Dmitriy Barmashov

Personal information
- Born: 25 September 1985 (age 40) Oskemen, Kazakh SSR, Soviet Union

Sport
- Sport: Skiing

Medal record
Men's freestyle skiing
Representing Kazakhstan
Asian Games
| Gold medal – first place | 2011 Astana-Almaty | Dual moguls |
| Bronze medal – third place | 2011 Astana-Almaty | Moguls |

= Dmitriy Barmashov =

Kazakhstani freestyle skier (born 1985)

Dmitriy Vladimirovich Barmashov (Дмитрий Владимирович Бармашов; born 25 September 1985 in Oskemen) is a Kazakhstani freestyle skier, specializing in moguls.

Barmashov competed at the 2010 Winter Olympics for Kazakhstan. He did not advance to the moguls final, placing 29th in the qualifying round.

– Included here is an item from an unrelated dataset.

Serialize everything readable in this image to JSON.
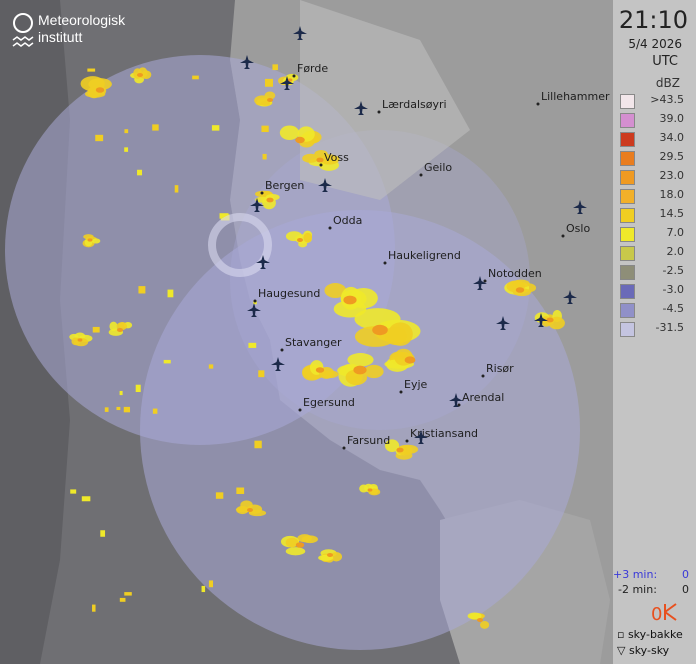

As of March 2013, his best showing at the World Championships is 17th, in the 2005 dual moguls event.

Barmashov made his World Cup debut in December 2005. As of March 2013, his best finish is 8th, in a dual moguls event at Deer Valley in 2011/12. His best World Cup overall finish is 29th, in 2008/09 and 2011/12.